John Hiatt – Walk On

John Hiatts kreatives Hoch hält seit lahren an, und mit WALK ON hat er den vorläufigen Höhepunkt seiner schon zwei Jahrzehnte währenden Plattenkarriere erreicht. Mit seiner country-, folk- und bluesinfizierten Rockmusik schafft er es wie kaum ein anderer, musikalische Roadmovies im Kopf seiner Zuhörer ablaufen zu lassen, Hiatt arbeitet mit den Mythen des amerikanischen Traums, ohne in Marlboro-Mann-Klischees abzudriften. Bei ‚Dust Down A Country Road‘ meint man, den Straßenstaub im Gesicht zu spüren, bei ‚The River Knows Your Name‘ den Fluß dahinströmen zu sehen, bei der schaurigen Moritat ‚I Wrote It Down‘ den Wüstenwind heulen zu hören. Den für seine Verhältnisse brachialen Gitarrenrock von PERFECTLY GOOD GUITAR von 1993 und des Live-Albums vom Vorjahr hat John Hiatt drangegeben für ein akustisch geprägtes Klangbild, das am ehesten noch an seine Großtat BRING THE FAMILY (1987) erinnert. Gitarren, oft akustisch und wenn elektrisch, dann zurückhaltend, Banjo, Mandolinen, Akkordeon, Mundharmonika: Es ist ein archaisches Instrumentarium, das da aufgefahren wird, doch genau das richtige Vehikel für Hiatts melodiöse Geniestreiche.
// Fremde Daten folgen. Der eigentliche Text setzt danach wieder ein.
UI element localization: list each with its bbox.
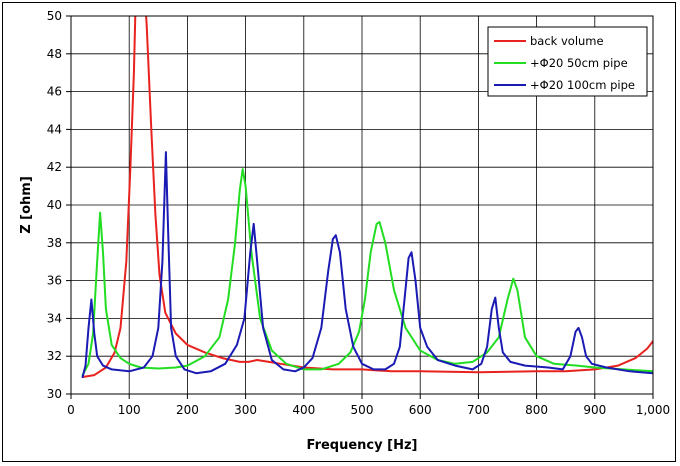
- x-tick-label: 800: [525, 403, 548, 417]
- series-group: [81, 16, 653, 378]
- y-tick-label: 40: [47, 198, 62, 212]
- y-tick-label: 50: [47, 9, 62, 23]
- y-tick-label: 44: [47, 122, 62, 136]
- y-tick-label: 34: [47, 311, 62, 325]
- x-tick-label: 400: [292, 403, 315, 417]
- legend-label-50cm-pipe: +Φ20 50cm pipe: [530, 56, 628, 70]
- y-axis-title: Z [ohm]: [19, 176, 34, 234]
- series-line-100cm-pipe: [81, 151, 653, 378]
- x-tick-label: 300: [234, 403, 257, 417]
- y-tick-label: 30: [47, 387, 62, 401]
- y-tick-label: 42: [47, 160, 62, 174]
- x-tick-label: 500: [351, 403, 374, 417]
- x-axis-ticks: 0 100 200 300 400 500 600 700 800 900 1,000: [67, 394, 670, 417]
- x-tick-label: 100: [118, 403, 141, 417]
- legend-label-100cm-pipe: +Φ20 100cm pipe: [530, 78, 635, 92]
- x-tick-label: 1,000: [636, 403, 670, 417]
- series-line-back-volume: [81, 16, 653, 378]
- series-line-50cm-pipe: [81, 168, 653, 377]
- y-tick-label: 38: [47, 236, 62, 250]
- x-tick-label: 700: [467, 403, 490, 417]
- y-axis-ticks: 30 32 34 36 38 40 42 44 46 48 50: [47, 9, 71, 401]
- y-tick-label: 46: [47, 85, 62, 99]
- y-tick-label: 32: [47, 349, 62, 363]
- y-tick-label: 36: [47, 274, 62, 288]
- x-tick-label: 200: [176, 403, 199, 417]
- legend: back volume +Φ20 50cm pipe +Φ20 100cm pi…: [487, 26, 648, 97]
- x-tick-label: 600: [409, 403, 432, 417]
- x-tick-label: 0: [67, 403, 75, 417]
- legend-label-back-volume: back volume: [530, 34, 604, 48]
- x-tick-label: 900: [583, 403, 606, 417]
- x-axis-title: Frequency [Hz]: [307, 438, 418, 453]
- y-tick-label: 48: [47, 47, 62, 61]
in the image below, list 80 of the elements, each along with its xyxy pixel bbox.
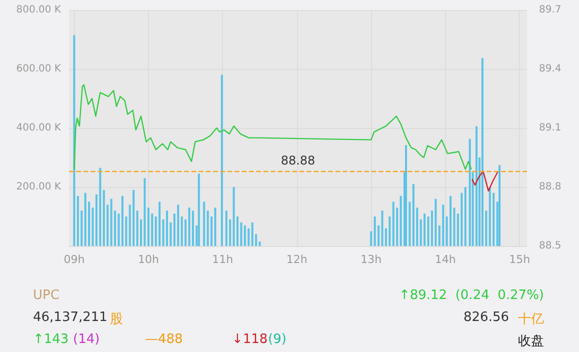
bar	[434, 198, 437, 246]
x-tick-label: 12h	[286, 253, 308, 266]
bar	[388, 216, 391, 246]
bar	[158, 202, 161, 246]
bar	[476, 126, 478, 246]
bar	[121, 196, 124, 246]
bar	[370, 231, 372, 246]
bar	[73, 35, 76, 246]
bar	[220, 74, 223, 246]
text: —488	[145, 332, 183, 347]
text: ↑143	[33, 332, 69, 347]
y2-tick-label: 89.7	[539, 4, 562, 16]
bar	[464, 187, 466, 246]
bar	[258, 242, 261, 246]
bar	[405, 145, 408, 246]
bar	[198, 174, 200, 246]
text: (14)	[73, 332, 100, 347]
text: 十亿	[518, 311, 544, 328]
bar	[206, 210, 209, 246]
bar	[188, 208, 190, 246]
bar	[232, 187, 235, 246]
bar	[248, 228, 250, 246]
x-tick-label: 13h	[360, 253, 382, 266]
bar	[177, 204, 180, 246]
x-tick-label: 15h	[509, 253, 530, 266]
text: 股	[110, 311, 123, 328]
text: 46,137,211	[33, 310, 108, 325]
line-series	[471, 170, 499, 192]
bar	[214, 208, 216, 246]
bar	[110, 198, 112, 246]
bar	[468, 138, 471, 246]
text: 收盘	[518, 333, 544, 350]
bar	[118, 214, 120, 246]
bar	[203, 202, 206, 246]
bar	[392, 202, 394, 246]
bar	[102, 190, 105, 246]
line-series	[74, 84, 472, 170]
bar	[498, 165, 501, 246]
x-tick-label: 09h	[64, 253, 85, 266]
bar	[166, 210, 168, 246]
x-tick-label: 10h	[138, 253, 159, 266]
bar	[381, 210, 384, 246]
bar	[132, 190, 135, 246]
y2-tick-label: 89.1	[539, 122, 562, 134]
text: ↑89.12 (0.24 0.27%)	[398, 288, 544, 303]
bar	[424, 214, 426, 246]
y-tick-label: 400.00 K	[16, 122, 62, 134]
bar	[136, 210, 138, 246]
bar	[412, 184, 414, 246]
text: UPC	[33, 288, 60, 303]
y-tick-label: 600.00 K	[16, 64, 62, 74]
x-tick-label: 14h	[434, 253, 456, 266]
bar	[147, 208, 150, 246]
bar	[180, 216, 183, 246]
y2-tick-label: 88.8	[539, 182, 562, 192]
text: 826.56	[464, 310, 509, 325]
bar	[192, 210, 194, 246]
text: (9)	[268, 332, 286, 347]
x-tick-label: 11h	[212, 253, 234, 266]
bar	[481, 58, 484, 246]
y-tick-label: 800.00 K	[16, 4, 62, 16]
bar	[225, 210, 228, 246]
ref-line-label: 88.88	[280, 153, 316, 168]
bar	[84, 192, 86, 246]
y2-tick-label: 88.5	[539, 240, 562, 252]
bar	[460, 192, 463, 246]
bar	[450, 196, 452, 246]
bar	[488, 187, 491, 246]
bar	[251, 222, 254, 246]
bar	[99, 168, 102, 246]
bar	[184, 219, 187, 246]
bar	[76, 196, 79, 246]
y-tick-label: 200.00 K	[16, 182, 62, 192]
bar	[244, 225, 246, 246]
bar	[442, 204, 444, 246]
bar	[144, 178, 146, 246]
y2-tick-label: 89.4	[539, 64, 562, 74]
bar	[453, 208, 456, 246]
text: ↓118	[232, 332, 268, 347]
bar	[374, 216, 376, 246]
Die langsamen Stücke überwiegen, doch auch wenn mal Gas gegeben wird, wie bei ‚Good As She Could Be‘ oder ‚Native Son“, verliert die Musik nichts von ihrer Subtilität. Sie rollt mehr als sie rockt, immer druckvoll, doch stets relaxed. Den vermeintlichen Schlußpunkt setzt die ergreifende Piano-Ballade ‚Friend Of Mine‘. Als unerwartete Zugabe wird ein „hidden tratk“ titeis ‚Mile High‘ serviert. Sperrstunde im Roadhouse, und die Hausband jazzt noch ein bißchen. Hiatt hat’s einfach drauf.